23 novembre. — Aux assises. Pendant toute l'audience, chaque fois que mes regards ont rencontré ceux du petit boucher, j'ai lu ma mort dans ses yeux. Il remue les lèvres pour répéter : « Ta peau… J'aurai ta peau. » J'étais troublé tellement que je ne sais ce que j'ai dit dans ma déposition. Le président a dû me rassurer. Les assassins sont condamnés, l'un à perpétuité, l'autre à vingt ans ; mais le petit boucher, qui débute, et qui n'a tué ni moi ni le passant, obtient seulement six mois. Voilà bien ma chance!

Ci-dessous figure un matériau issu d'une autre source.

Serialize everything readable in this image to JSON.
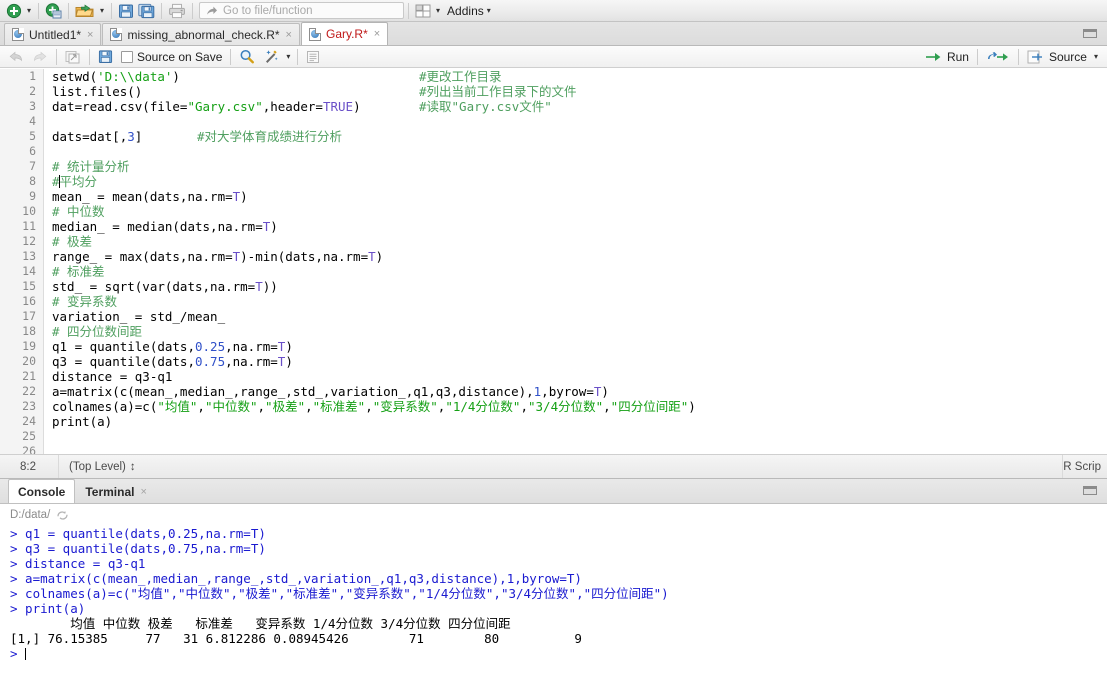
{
  "toolbar": {
    "new_file_icon": "new-document-icon",
    "new_project_icon": "new-project-icon",
    "open_file_icon": "open-folder-icon",
    "save_icon": "save-icon",
    "save_all_icon": "save-all-icon",
    "print_icon": "print-icon",
    "goto_icon": "goto-arrow-icon",
    "goto_placeholder": "Go to file/function",
    "workspace_panes_icon": "workspace-panes-icon",
    "addins_label": "Addins",
    "caret": "▾"
  },
  "source_pane": {
    "tabs": [
      {
        "label": "Untitled1*",
        "icon": "r-document-icon",
        "close": "×",
        "unsaved": true,
        "active": false
      },
      {
        "label": "missing_abnormal_check.R*",
        "icon": "r-document-icon",
        "close": "×",
        "unsaved": true,
        "active": false
      },
      {
        "label": "Gary.R*",
        "icon": "r-document-icon",
        "close": "×",
        "unsaved": true,
        "active": true
      }
    ],
    "editor_toolbar": {
      "back_icon": "back-arrow-icon",
      "forward_icon": "forward-arrow-icon",
      "popout_icon": "show-in-new-window-icon",
      "save_icon": "save-icon",
      "source_on_save_label": "Source on Save",
      "find_icon": "magnifier-icon",
      "code_tools_icon": "magic-wand-icon",
      "outline_icon": "document-outline-icon",
      "run_label": "Run",
      "run_icon": "run-arrow-icon",
      "rerun_icon": "rerun-icon",
      "source_label": "Source",
      "source_icon": "source-icon",
      "caret": "▾"
    },
    "status": {
      "position": "8:2",
      "scope": "(Top Level)",
      "scope_caret": "↕",
      "file_type": "R Scrip"
    }
  },
  "code": {
    "lines": [
      {
        "n": "1",
        "main": "setwd(<s>'D:\\\\data'</s>)",
        "comment": "#更改工作目录"
      },
      {
        "n": "2",
        "main": "list.files()",
        "comment": "#列出当前工作目录下的文件"
      },
      {
        "n": "3",
        "main": "dat=read.csv(file=<s>\"Gary.csv\"</s>,header=<c>TRUE</c>)",
        "comment": "#读取\"Gary.csv文件\""
      },
      {
        "n": "4",
        "main": "",
        "comment": ""
      },
      {
        "n": "5",
        "main": "dats=dat[,<n>3</n>]",
        "comment": "#对大学体育成绩进行分析",
        "comment_inline": true
      },
      {
        "n": "6",
        "main": "",
        "comment": ""
      },
      {
        "n": "7",
        "main": "<t># 统计量分析</t>",
        "comment": ""
      },
      {
        "n": "8",
        "main": "<t>#</t>|<t>平均分</t>",
        "comment": "",
        "cursor": true
      },
      {
        "n": "9",
        "main": "mean_ = mean(dats,na.rm=<c>T</c>)",
        "comment": ""
      },
      {
        "n": "10",
        "main": "<t># 中位数</t>",
        "comment": ""
      },
      {
        "n": "11",
        "main": "median_ = median(dats,na.rm=<c>T</c>)",
        "comment": ""
      },
      {
        "n": "12",
        "main": "<t># 极差</t>",
        "comment": ""
      },
      {
        "n": "13",
        "main": "range_ = max(dats,na.rm=<c>T</c>)-min(dats,na.rm=<c>T</c>)",
        "comment": ""
      },
      {
        "n": "14",
        "main": "<t># 标准差</t>",
        "comment": ""
      },
      {
        "n": "15",
        "main": "std_ = sqrt(var(dats,na.rm=<c>T</c>))",
        "comment": ""
      },
      {
        "n": "16",
        "main": "<t># 变异系数</t>",
        "comment": ""
      },
      {
        "n": "17",
        "main": "variation_ = std_/mean_",
        "comment": ""
      },
      {
        "n": "18",
        "main": "<t># 四分位数间距</t>",
        "comment": ""
      },
      {
        "n": "19",
        "main": "q1 = quantile(dats,<n>0.25</n>,na.rm=<c>T</c>)",
        "comment": ""
      },
      {
        "n": "20",
        "main": "q3 = quantile(dats,<n>0.75</n>,na.rm=<c>T</c>)",
        "comment": ""
      },
      {
        "n": "21",
        "main": "distance = q3-q1",
        "comment": ""
      },
      {
        "n": "22",
        "main": "a=matrix(c(mean_,median_,range_,std_,variation_,q1,q3,distance),<n>1</n>,byrow=<c>T</c>)",
        "comment": ""
      },
      {
        "n": "23",
        "main": "colnames(a)=c(<s>\"均值\"</s>,<s>\"中位数\"</s>,<s>\"极差\"</s>,<s>\"标准差\"</s>,<s>\"变异系数\"</s>,<s>\"1/4分位数\"</s>,<s>\"3/4分位数\"</s>,<s>\"四分位间距\"</s>)",
        "comment": ""
      },
      {
        "n": "24",
        "main": "print(a)",
        "comment": ""
      },
      {
        "n": "25",
        "main": "",
        "comment": ""
      },
      {
        "n": "26",
        "main": "",
        "comment": ""
      }
    ]
  },
  "console_pane": {
    "tabs": [
      {
        "label": "Console",
        "active": true,
        "close": ""
      },
      {
        "label": "Terminal",
        "active": false,
        "close": "×"
      }
    ],
    "path": "D:/data/",
    "path_icon": "refresh-icon",
    "lines": [
      {
        "kind": "cmd",
        "prompt": "> ",
        "text": "q1 = quantile(dats,0.25,na.rm=T)"
      },
      {
        "kind": "cmd",
        "prompt": "> ",
        "text": "q3 = quantile(dats,0.75,na.rm=T)"
      },
      {
        "kind": "cmd",
        "prompt": "> ",
        "text": "distance = q3-q1"
      },
      {
        "kind": "cmd",
        "prompt": "> ",
        "text": "a=matrix(c(mean_,median_,range_,std_,variation_,q1,q3,distance),1,byrow=T)"
      },
      {
        "kind": "cmd",
        "prompt": "> ",
        "text": "colnames(a)=c(\"均值\",\"中位数\",\"极差\",\"标准差\",\"变异系数\",\"1/4分位数\",\"3/4分位数\",\"四分位间距\")"
      },
      {
        "kind": "cmd",
        "prompt": "> ",
        "text": "print(a)"
      },
      {
        "kind": "out",
        "prompt": "",
        "text": "        均值 中位数 极差   标准差   变异系数 1/4分位数 3/4分位数 四分位间距"
      },
      {
        "kind": "out",
        "prompt": "",
        "text": "[1,] 76.15385     77   31 6.812286 0.08945426        71        80          9"
      }
    ],
    "final_prompt": "> "
  },
  "console_table": {
    "row_label": "[1,]",
    "headers": [
      "均值",
      "中位数",
      "极差",
      "标准差",
      "变异系数",
      "1/4分位数",
      "3/4分位数",
      "四分位间距"
    ],
    "values": [
      "76.15385",
      "77",
      "31",
      "6.812286",
      "0.08945426",
      "71",
      "80",
      "9"
    ]
  },
  "colors": {
    "string": "#15a015",
    "comment": "#4f9f5f",
    "number": "#3050c8",
    "constant": "#6a50c8",
    "console_command": "#1a1ad0",
    "tab_unsaved": "#c01919"
  }
}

24 novembre. — Deux fois, cette nuit, la voix du petit boucher m'a réveillé ; il criait : « Ta peau!… ta peau!… »

25 novembre. — Mauvaise nuit, insomnie : je compte les heures. Je n'en ai plus guère à vivre. Encore six mois, et on me tuera. Pourtant, je n'ai rien fait de mal.

26 novembre. — Lubert vient de m'apprendre une bonne chose : c'est que le petit boucher devra purger sa précédente condamnation, qui était de deux mois ; cela me fait deux mois de plus à vivre ; mais de quelle existence! Je ne songe plus du tout à mon avancement.

31 décembre. — J'ai beaucoup maigri. Les bureaux sont fermés ; à trois heures, défilé chez le ministre. Je profite du congé pour aller voir le docteur. Il prétend que j'ai la monomanie de la persécution. Il me prescrit le repos et l'exercice, les douches et la campagne. Lubert me dit : « Pourquoi ne te prescrit-il pas d'avoir vingt mille francs de rente? » Lubert a raison.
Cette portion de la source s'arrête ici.